There are a lot of possible circumstances and answers to your questions. However, there are few general observations we can make about the difficulty involved in rebuilding a relationship. Those questions defy easy answers for the obvious reason that individual circumstances can be radically different. A sudden break up in a diversely healthy relationship, for instance, is a far cry from an extended period apart between two people who didn’t yet know each other that well.

You’ve experienced how hard it is to get your ex boyfriend back. But it probably isn’t as hard as you might think! In fact, it might be easier than you’d imagine.

Look, there’s no way around it. Getting back together with an ex is going to require some major effort. Something was happening that led the two of you quit. Your break up didn’t materialize magically out of thin air, even if it feels that way. Whatever that was, it will create a barrier you’ll need to bowled-over. You really can’t just hope to snap your fingers and have him back at your side again instantly. You definitely can’t get your ex back overnight. You might not even get him at your first try.

That is because the human heart and mind aren’t impossible to understand. And they are also complicated enough to defy magically quick solutions. Thus, putting forth an effort to get him back is what you need. This is bad news, but you do not need to worry though.
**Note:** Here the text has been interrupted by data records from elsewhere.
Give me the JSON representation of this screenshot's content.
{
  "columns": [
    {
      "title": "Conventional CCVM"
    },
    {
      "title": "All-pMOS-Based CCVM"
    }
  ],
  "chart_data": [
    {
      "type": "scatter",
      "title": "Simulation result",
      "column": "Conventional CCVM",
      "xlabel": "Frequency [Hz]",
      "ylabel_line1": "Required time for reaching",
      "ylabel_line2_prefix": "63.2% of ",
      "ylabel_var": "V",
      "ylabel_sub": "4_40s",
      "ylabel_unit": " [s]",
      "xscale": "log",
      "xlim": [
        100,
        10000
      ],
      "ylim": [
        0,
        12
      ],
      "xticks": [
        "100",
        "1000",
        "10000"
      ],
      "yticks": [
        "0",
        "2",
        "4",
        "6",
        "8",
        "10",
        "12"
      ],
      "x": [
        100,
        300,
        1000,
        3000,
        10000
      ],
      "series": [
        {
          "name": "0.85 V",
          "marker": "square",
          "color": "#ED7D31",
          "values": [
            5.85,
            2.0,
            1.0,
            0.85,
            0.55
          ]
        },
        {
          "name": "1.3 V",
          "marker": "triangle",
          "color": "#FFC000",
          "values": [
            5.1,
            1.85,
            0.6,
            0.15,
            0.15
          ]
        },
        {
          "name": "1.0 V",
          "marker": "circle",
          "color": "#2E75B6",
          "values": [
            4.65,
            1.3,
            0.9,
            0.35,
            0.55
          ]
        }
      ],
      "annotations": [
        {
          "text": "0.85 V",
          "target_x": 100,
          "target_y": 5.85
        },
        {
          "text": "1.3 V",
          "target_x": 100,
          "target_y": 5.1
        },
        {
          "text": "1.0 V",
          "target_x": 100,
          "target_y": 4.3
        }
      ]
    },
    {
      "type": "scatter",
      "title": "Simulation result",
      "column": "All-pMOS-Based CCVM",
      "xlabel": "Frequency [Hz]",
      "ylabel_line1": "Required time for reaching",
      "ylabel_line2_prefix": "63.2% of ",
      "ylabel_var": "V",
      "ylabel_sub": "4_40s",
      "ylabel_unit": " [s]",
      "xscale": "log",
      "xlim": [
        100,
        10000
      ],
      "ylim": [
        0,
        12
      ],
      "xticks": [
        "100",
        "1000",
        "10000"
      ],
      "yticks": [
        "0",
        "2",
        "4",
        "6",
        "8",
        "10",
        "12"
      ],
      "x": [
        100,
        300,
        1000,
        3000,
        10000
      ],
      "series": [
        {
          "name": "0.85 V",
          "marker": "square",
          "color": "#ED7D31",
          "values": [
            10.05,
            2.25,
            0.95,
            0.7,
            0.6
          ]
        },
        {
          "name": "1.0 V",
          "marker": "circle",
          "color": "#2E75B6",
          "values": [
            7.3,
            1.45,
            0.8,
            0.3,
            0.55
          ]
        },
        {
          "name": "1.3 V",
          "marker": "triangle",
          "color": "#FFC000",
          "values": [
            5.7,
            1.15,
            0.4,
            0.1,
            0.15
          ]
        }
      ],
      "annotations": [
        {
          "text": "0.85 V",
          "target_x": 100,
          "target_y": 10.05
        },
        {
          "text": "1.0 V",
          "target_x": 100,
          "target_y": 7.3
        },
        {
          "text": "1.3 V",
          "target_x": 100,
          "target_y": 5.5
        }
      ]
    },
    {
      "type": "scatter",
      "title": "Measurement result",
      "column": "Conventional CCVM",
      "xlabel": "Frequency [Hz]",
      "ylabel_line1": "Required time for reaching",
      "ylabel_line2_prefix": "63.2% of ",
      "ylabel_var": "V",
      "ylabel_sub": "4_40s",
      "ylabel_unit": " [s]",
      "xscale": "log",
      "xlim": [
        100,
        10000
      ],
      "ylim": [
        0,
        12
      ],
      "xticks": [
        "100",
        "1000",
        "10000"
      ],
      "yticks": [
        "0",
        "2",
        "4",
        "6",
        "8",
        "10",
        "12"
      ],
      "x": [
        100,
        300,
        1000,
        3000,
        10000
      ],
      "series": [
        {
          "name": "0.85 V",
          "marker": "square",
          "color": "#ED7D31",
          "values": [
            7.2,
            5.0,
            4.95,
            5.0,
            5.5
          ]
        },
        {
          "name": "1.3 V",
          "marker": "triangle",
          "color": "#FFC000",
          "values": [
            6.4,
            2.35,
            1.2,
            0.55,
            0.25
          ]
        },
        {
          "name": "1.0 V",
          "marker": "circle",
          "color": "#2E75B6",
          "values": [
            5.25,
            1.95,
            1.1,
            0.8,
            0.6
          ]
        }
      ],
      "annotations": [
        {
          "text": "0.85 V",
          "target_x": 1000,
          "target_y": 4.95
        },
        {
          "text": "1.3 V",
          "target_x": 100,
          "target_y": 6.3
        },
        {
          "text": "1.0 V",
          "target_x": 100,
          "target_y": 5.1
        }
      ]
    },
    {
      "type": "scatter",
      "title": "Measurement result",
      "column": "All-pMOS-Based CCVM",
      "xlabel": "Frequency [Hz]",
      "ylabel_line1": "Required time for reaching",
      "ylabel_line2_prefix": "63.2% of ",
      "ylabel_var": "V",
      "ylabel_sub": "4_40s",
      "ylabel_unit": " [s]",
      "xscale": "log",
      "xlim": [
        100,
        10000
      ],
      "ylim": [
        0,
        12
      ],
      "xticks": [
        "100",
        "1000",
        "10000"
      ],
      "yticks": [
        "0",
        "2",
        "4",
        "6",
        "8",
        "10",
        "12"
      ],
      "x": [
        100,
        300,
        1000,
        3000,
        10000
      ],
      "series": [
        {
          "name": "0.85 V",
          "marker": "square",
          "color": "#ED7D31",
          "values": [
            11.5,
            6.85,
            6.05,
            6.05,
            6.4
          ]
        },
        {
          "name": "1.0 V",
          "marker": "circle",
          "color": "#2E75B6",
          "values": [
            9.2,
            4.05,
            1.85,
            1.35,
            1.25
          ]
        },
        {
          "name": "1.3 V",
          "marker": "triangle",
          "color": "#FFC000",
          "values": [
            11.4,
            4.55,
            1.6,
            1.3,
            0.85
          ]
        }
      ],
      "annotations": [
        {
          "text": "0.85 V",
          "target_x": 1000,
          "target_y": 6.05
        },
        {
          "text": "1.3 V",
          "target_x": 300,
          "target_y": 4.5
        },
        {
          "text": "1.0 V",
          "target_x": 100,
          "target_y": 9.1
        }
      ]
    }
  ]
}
Because good news comes in two-fold.

The first good news it that it won’t be as hard as you might think. As long as you’re willing to take action and to follow good advice, you can probably get your ex back much more quickly and with greater ease than you might imagine. The getting back together process is very time-consuming and difficult sometimes. However, it is relatively fast and painless for others. In almost all cases, though, it is possible.

The second good news is that the benefits of getting back together make the effort worthwhile. The time and energy you’ll spend can be the greatest personal investment of your life. The pay off is an enormous thing that it makes any level of effort completely worthwhile. If you believe in your heart that the two of you are special and that your relationship definitely deserves a second chance, the odds are that the advantages of being together will swamp the annoyances of getting over the break up.

So, how hard is it to get your boyfriend back? Will it be really hard? Perhaps, perhaps not. It will require some effort. Overall, though, it probably will be easier than you think and the advantages will make the process of getting your boyfriend back well worth your time and energy.